E depois dos recíprocos pedidos de desculpas, em que ela culpava-se por ser distraída, e ele, por ser desatento, Omar não se fez de rogado e pediu-lhe o número do celular.
Chaya não só o repassou como também deixou subentendido que gostaria muito que ligasse.
E porque ambos não mais tivessem compromissos, combinaram de se encontrar naquela mesma noite.
Chaya estava graciosa! Omar, contudo, vestira uma camisa berrante.
Fosse como fosse, tanto a israelense quanto o palestino nenhuma importância deram aos históricos entraves que se interpõem entre pessoas de diferentes nacionalidade e religião, uma vez que o sentimento que os atraía naquele momento era irresistível!
Os pontos mais animados da conversa foram as carreiras que abraçaram e os significados dos próprios nomes.
Mas o ápice do encontro aconteceu, mesmo, quando os olhos celestes testemunharam um delongado beijo…
Depois de alguns meses, Chaya e Omar decidiram comunicar o namoro aos pais.
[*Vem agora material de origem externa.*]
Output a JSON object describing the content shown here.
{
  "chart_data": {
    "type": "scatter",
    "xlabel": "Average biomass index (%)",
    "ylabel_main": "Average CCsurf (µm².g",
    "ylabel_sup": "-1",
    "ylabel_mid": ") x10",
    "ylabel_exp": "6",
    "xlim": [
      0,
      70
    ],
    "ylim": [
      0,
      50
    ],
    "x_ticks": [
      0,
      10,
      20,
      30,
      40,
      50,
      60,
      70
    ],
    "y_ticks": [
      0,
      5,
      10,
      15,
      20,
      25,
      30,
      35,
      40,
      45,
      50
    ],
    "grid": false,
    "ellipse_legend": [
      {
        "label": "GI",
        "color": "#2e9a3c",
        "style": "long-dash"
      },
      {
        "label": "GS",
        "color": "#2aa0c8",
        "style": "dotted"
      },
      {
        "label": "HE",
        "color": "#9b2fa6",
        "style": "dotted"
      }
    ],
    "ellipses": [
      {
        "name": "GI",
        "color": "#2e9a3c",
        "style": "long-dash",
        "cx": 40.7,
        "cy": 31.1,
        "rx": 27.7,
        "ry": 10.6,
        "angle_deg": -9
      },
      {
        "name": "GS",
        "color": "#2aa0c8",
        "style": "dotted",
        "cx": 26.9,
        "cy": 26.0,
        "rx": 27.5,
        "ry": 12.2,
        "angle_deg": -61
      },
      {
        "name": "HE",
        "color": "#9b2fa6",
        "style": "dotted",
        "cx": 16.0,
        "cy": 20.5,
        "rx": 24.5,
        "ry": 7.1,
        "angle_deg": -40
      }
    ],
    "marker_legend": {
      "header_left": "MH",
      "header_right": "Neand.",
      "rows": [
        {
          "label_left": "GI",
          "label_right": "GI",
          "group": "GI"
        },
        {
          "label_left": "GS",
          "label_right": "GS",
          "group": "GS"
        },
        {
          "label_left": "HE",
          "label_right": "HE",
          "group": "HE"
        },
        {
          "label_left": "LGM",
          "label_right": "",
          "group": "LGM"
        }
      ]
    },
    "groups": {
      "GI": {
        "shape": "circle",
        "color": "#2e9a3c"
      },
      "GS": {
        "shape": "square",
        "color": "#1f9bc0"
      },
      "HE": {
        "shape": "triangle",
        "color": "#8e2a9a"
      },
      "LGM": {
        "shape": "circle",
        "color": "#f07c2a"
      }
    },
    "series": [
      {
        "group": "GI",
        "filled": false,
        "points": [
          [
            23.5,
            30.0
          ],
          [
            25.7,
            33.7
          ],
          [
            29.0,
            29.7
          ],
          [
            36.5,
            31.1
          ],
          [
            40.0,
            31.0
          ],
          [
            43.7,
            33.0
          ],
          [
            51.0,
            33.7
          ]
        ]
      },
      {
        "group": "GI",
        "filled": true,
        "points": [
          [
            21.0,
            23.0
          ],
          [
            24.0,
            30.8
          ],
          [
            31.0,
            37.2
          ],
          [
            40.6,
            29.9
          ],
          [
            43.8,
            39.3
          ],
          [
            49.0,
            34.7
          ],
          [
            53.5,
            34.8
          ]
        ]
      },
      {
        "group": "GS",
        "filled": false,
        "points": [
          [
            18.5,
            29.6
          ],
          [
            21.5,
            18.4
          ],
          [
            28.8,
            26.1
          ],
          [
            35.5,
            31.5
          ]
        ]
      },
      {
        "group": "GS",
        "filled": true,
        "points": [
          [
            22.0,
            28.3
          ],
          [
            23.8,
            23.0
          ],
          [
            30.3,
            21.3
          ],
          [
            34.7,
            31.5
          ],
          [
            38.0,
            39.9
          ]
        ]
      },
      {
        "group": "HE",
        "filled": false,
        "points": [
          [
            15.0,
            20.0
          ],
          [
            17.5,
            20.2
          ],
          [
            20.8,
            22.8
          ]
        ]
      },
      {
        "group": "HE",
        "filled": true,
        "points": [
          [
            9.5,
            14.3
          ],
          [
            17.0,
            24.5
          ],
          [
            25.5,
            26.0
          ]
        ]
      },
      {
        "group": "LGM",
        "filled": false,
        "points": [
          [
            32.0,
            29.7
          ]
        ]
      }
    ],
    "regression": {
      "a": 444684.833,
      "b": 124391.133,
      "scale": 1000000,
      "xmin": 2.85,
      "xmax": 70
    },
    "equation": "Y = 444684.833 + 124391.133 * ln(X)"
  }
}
E se é verdade que uns e outros exultaram com a possibilidade de se tornarem avós no futuro, também é exato afirmar que, no presente, encheram-se de orgulho ante a maturidade demonstrada por seus herdeiros, que puseram o amor muito acima de qualquer questão ou preconceito.
Passada uma semana, Chaya ligou para o namorado e perguntou se ele gostaria de comer pizzas e bater papo com um casal de amigos da obstetrícia.
Omar ficou surpreso, pois ainda era terça-feira!
Mas acabou sucumbindo àquela manha que tão bem o convencia.
Chegaram à noite ao prédio onde moravam os médicos.
E como a fome apertasse, as pizzas vieram em seguida.
Com efeito, a reunião caminhava para que o encontro fosse a primeira de muitas, tamanha a harmonia que ali reinava.
No entanto, nem a hierarquia de Miguel teria o condão de prever que a paz reinante sob o céu recamado fosse tão barbaramente aviltada…
De repente, uma chusma de mísseis, vindos da Faixa de Gaza, desabou sobre Holon!
E o prédio onde estavam Omar e Chaya desmoronou.
Algum tempo depois, estourou o revide dos atacados!…
E o bombardeio retaliativo impôs mais destruição, e muito mais vítimas.
Agora, quando as partes em conflito contam e enterram os seus mortos, ao arcanjo Miguel, que jamais desistirá da Humanidade, nada mais resta senão recolher os seus protegidos, consolar os que choram, e orar pelos que ainda se odeiam, na esperança de que algum dia venham a se amar.